No Brasil, apenas em 2013 com PEC das Domésticas, é que a categoria profissional de trabalhadores domésticos conquistou certa igualdade com os demais trabalhadores urbanos e rurais. Mas alguns direitos, como os relativos aos depósitos e multa do FGTS, só foram regularizados com a Lei Complementar nº 150/2015 (LC 150/2015), que estabeleceu o sistema Simples Doméstico (eSocial Doméstico) como obrigatoriedade legal a todos os empregadores domésticos.

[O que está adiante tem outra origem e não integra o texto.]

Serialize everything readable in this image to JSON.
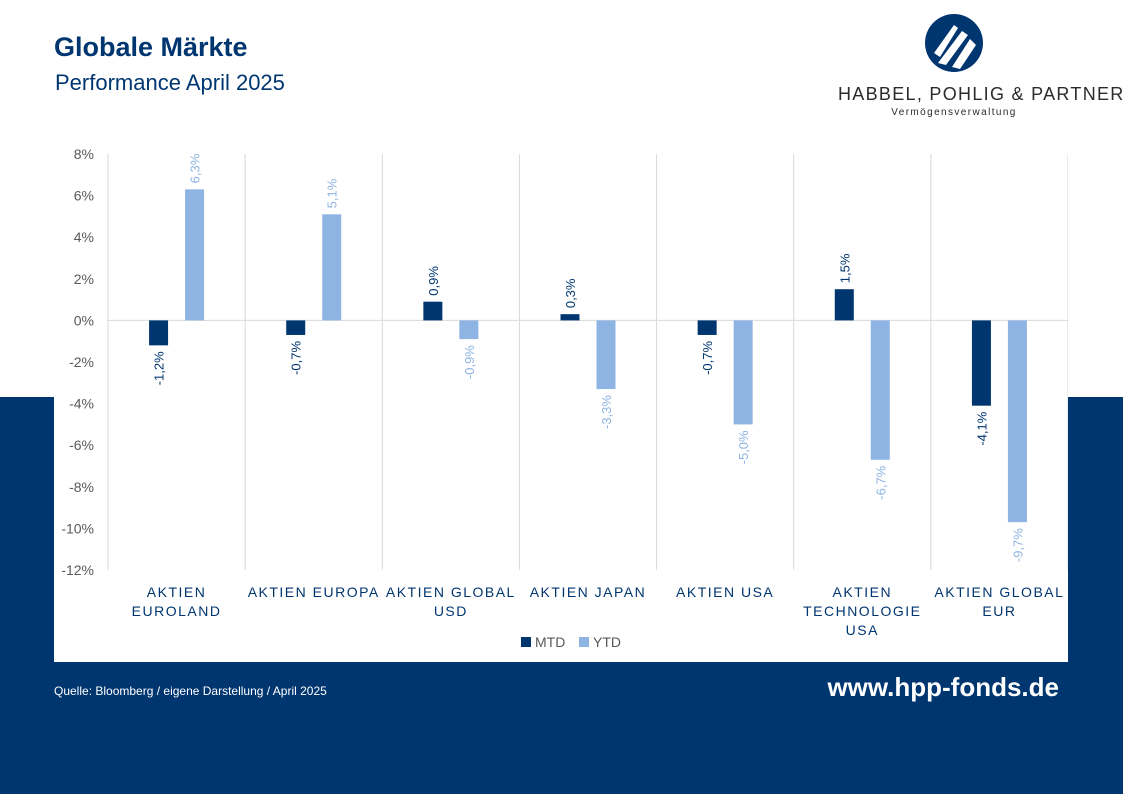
{
  "header": {
    "title": "Globale Märkte",
    "subtitle": "Performance April 2025"
  },
  "logo": {
    "name": "HABBEL, POHLIG & PARTNER",
    "tagline": "Vermögensverwaltung"
  },
  "footer": {
    "source": "Quelle: Bloomberg / eigene Darstellung / April 2025",
    "website": "www.hpp-fonds.de"
  },
  "colors": {
    "navy": "#003670",
    "mtd": "#003670",
    "ytd": "#8EB4E3"
  },
  "chart_data": {
    "type": "bar",
    "title": "",
    "xlabel": "",
    "ylabel": "",
    "ylim": [
      -12,
      8
    ],
    "yticks": [
      8,
      6,
      4,
      2,
      0,
      -2,
      -4,
      -6,
      -8,
      -10,
      -12
    ],
    "ytick_labels": [
      "8%",
      "6%",
      "4%",
      "2%",
      "0%",
      "-2%",
      "-4%",
      "-6%",
      "-8%",
      "-10%",
      "-12%"
    ],
    "categories": [
      [
        "AKTIEN",
        "EUROLAND"
      ],
      [
        "AKTIEN EUROPA"
      ],
      [
        "AKTIEN GLOBAL",
        "USD"
      ],
      [
        "AKTIEN JAPAN"
      ],
      [
        "AKTIEN USA"
      ],
      [
        "AKTIEN",
        "TECHNOLOGIE",
        "USA"
      ],
      [
        "AKTIEN GLOBAL",
        "EUR"
      ]
    ],
    "series": [
      {
        "name": "MTD",
        "color": "#003670",
        "values": [
          -1.2,
          -0.7,
          0.9,
          0.3,
          -0.7,
          1.5,
          -4.1
        ],
        "labels": [
          "-1,2%",
          "-0,7%",
          "0,9%",
          "0,3%",
          "-0,7%",
          "1,5%",
          "-4,1%"
        ]
      },
      {
        "name": "YTD",
        "color": "#8EB4E3",
        "values": [
          6.3,
          5.1,
          -0.9,
          -3.3,
          -5.0,
          -6.7,
          -9.7
        ],
        "labels": [
          "6,3%",
          "5,1%",
          "-0,9%",
          "-3,3%",
          "-5,0%",
          "-6,7%",
          "-9,7%"
        ]
      }
    ],
    "grid": "vertical category separators",
    "legend": "bottom-center"
  }
}
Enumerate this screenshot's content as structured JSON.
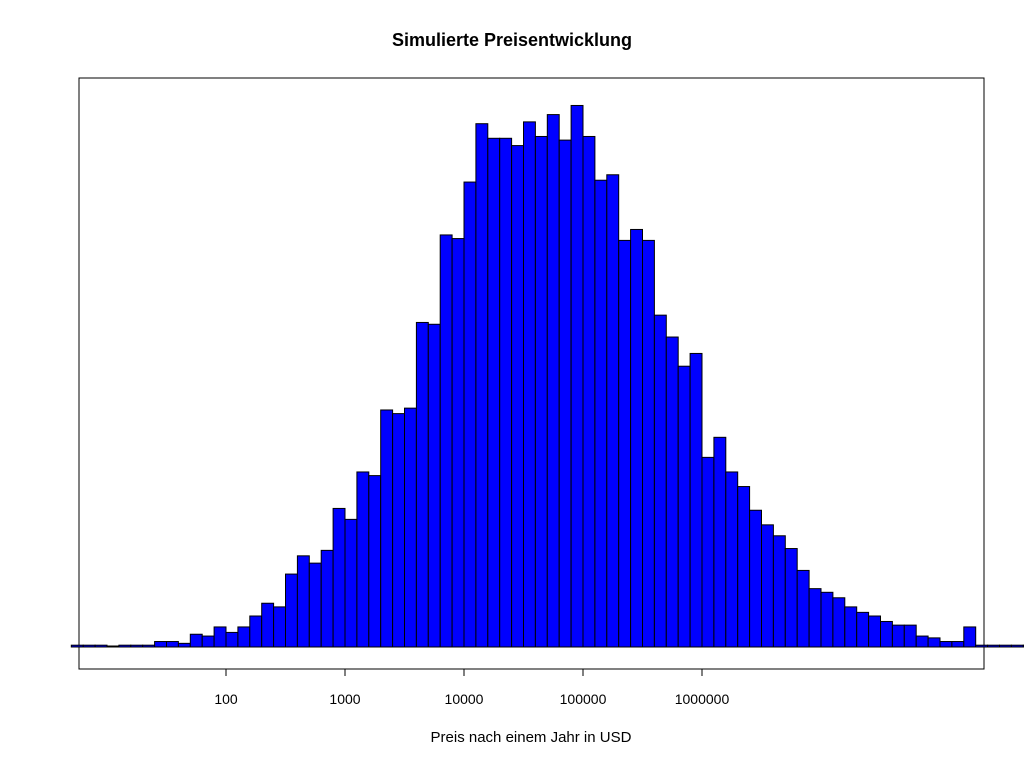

De acordo com a legislação, entende-se por empregado doméstico aquele que presta serviços de forma contínua – por mais de dois dias por semana – de forma subordinada, onerosa e pessoal e de finalidade não lucrativa à pessoa ou à família, no âmbito residencial destas. Dessa forma, profissões como cozinheira, babá, chofer, governanta, cuidadora de idosos, jardineiro, dentre outras, também podem estar incluídas na categoria.
A advogada pontua que todos esses trabalhadores devem ser contratados, de forma obrigatória, com registro via assinatura de Carteira de Trabalho (CTPS).
“A assinatura da carteira de trabalho é uma garantia para o empregado doméstico de direitos como o salário mínimo ou piso estadual, uma jornada de trabalho de até oito horas diárias ou 44 horas semanais, seguro contra acidentes de trabalho, hora extra, adicional noturno, pagamento de 13°, repouso semanal remunerado, férias, FGTS, vale transporte, seguro-desemprego, licença maternidade e outros benefícios”, garante a advogada citando a legislação.
Além disso, é vedado ao empregador efetuar descontos no salário do empregado por fornecimento de alimentação, vestuário, higiene ou moradia, bem como por despesas com transporte, hospedagem e alimentação em caso de acompanhamento em viagem.
Segundo dados da Pnad Contínua do IBGE, no quarto trimestre de 2021, 76% dos trabalhadores desse ramo não possuíam carteira assinada. Na prática são quatro milhões de pessoas na informalidade, e as mulheres representam a maioria (92%).
Entretanto, caso haja comprovação do vínculo empregatício, a advogada pontua que há como recorrer aos direitos perdidos durante os anos de trabalho que deveriam ter sido formalizados. “Pode se buscar reconhecimento de todo período de vínculo, com o pagamento das verbas trabalhistas nos últimos 5 anos, bem como, o pagamento de indenização em caso de dano moral, se houver comprovação”, afirma Danielle.